The Python ecosystem#

Why Python?#

Python in a nutshell#

Python is a multi-purpose programming language created in 1989 by Guido van Rossum and developed under a open source license.

It has the following characteristics:

  • multi-paradigms (procedural, fonctional, object-oriented);

  • dynamic types;

  • automatic memory management;

  • and much more!

The Python syntax#

For more examples, see the Python cheatsheet.

def hello(name):
    print(f"Hello, {name}")


friends = ["Lou", "David", "Iggy"]

for friend in friends:
    hello(friend)
Hello, Lou
Hello, David
Hello, Iggy

Introduction to Data Science#

  • Main objective: extract insight from data.

  • Expression born in 1997 in the statistician community.

  • “A Data Scientist is a statistician that lives in San Francisco”.

  • 2012 : “Sexiest job of the 21st century” (Harvard Business Review).

  • Controversy on the expression’s real usefulness.

DS disciplines

DS Venn diagram #1

DS Venn diagram #2

Python, a standard for ML and Data Science#

  • Language qualities (ease of use, simplicity, versatility).

  • Involvement of the scientific and academical communities.

  • Rich ecosystem of dedicated open source libraries.

Essential Python tools#

Anaconda#

Anaconda is a scientific distribution including Python and many (1500+) specialized packages. it is the easiest way to setup a work environment for ML and Data Science with Python.

Anaconda content

Jupyter Notebook#

The Jupyter Notebook is an open-source web application that allows to manage documents (.ipynb files) that may contain live code, equations, visualizations and text.
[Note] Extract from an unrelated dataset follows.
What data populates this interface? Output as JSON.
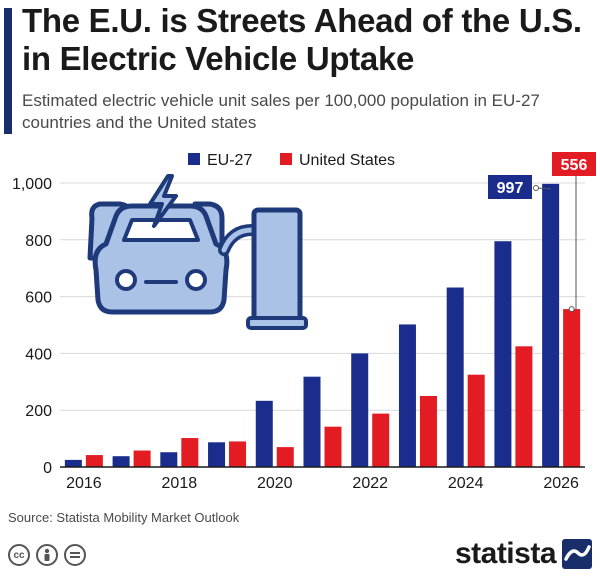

It has become the de facto standard for sharing research results in numerical fields.

IPython

Google Colaboratory#

Cloud environment for executing Jupyter notebooks through CPU, GPU or TPU.

Google Colaboratory

NumPy#

NumPy is a Python library providing support for multi-dimensional arrays, along with a large collection of mathematical functions to operate on these arrays.

It is the fundamental package for scientific computing in Python.

# Import the NumPy package under the alias "np"
import numpy as np

x = np.array([1, 4, 2, 5, 3])
print(x[:2])
print(x[2:])
print(np.sort(x))
[1 4]
[2 5 3 2]
[1 2 2 3 4 5]

pandas#

pandas is a Python library providing high-performance, easy-to-use data structures and data analysis tools.

The primary data structures in pandas are implemented as two classes:

  • DataFrame, which you can imagine as a relational data table, with rows and named columns.

  • Series, which is a single column. A DataFrame contains one or more Series and a name for each Series.

The DataFrame is a commonly used abstraction for data manipulation.

import pandas as pd

# Create a DataFrame object contraining two Series
pop = pd.Series({"CAL": 38332521, "TEX": 26448193, "NY": 19651127})
area = pd.Series({"CAL": 423967, "TEX": 695662, "NY": 141297})
pd.DataFrame({"population": pop, "area": area})
population area
CAL 38332521 423967
TEX 26448193 695662
NY 19651127 141297

Matplotlib and Seaborn#

Matplotlib is a Python library for 2D plotting. Seaborn is another visualization library that improves presentation of matplotlib-generated graphics.

import matplotlib.pyplot as plt
import seaborn as sns
# Setup plots (should be done on a separate cell for better results)
%matplotlib inline
plt.rcParams["figure.figsize"] = 10, 8
%config InlineBackend.figure_format = "retina"
sns.set()
# Plot a single function
x = np.linspace(0, 10, 30)
plt.plot(x, np.cos(x), label="cosinus")
plt.plot(x, np.sin(x), '-ok', label="sinus")
plt.legend()
plt.show()
../_images/42b3614f2e47e18288c0806a69c9b1df4f6eb305609346ddf96553257a78ddb9.png

scikit-learn#

scikit-learn is a multi-purpose library built over Numpy and Matplotlib and providing dozens of built-in ML algorithms and models.

It is the Swiss army knife of Machine Learning.

Fun fact: scikit-learn was originally created by INRIA.

TensorFlow and Keras#

Keras is a high-level, user-friendly API for creating and training neural nets.

Once compatible with many back-end tools (Caffe, Theano, CNTK…), Keras is now the official high-level API of TensorFlow, Google’s Machine Learning platform.

The 2.3.0 release (Sept. 2019) was the last major release of multi-backend Keras.

See this notebook for a introduction to TF+Keras.

PyTorch#

PyTorch is a Machine Learning platform supported by Facebook and competing with TensorFlow for the hearts and minds of ML practitioners worldwide. It provides:

  • a array manipulation API similar to NumPy;

  • an autodifferentiation engine for computing gradients;

  • a neural network API.

It is based on previous work, notably Torch and Chainer.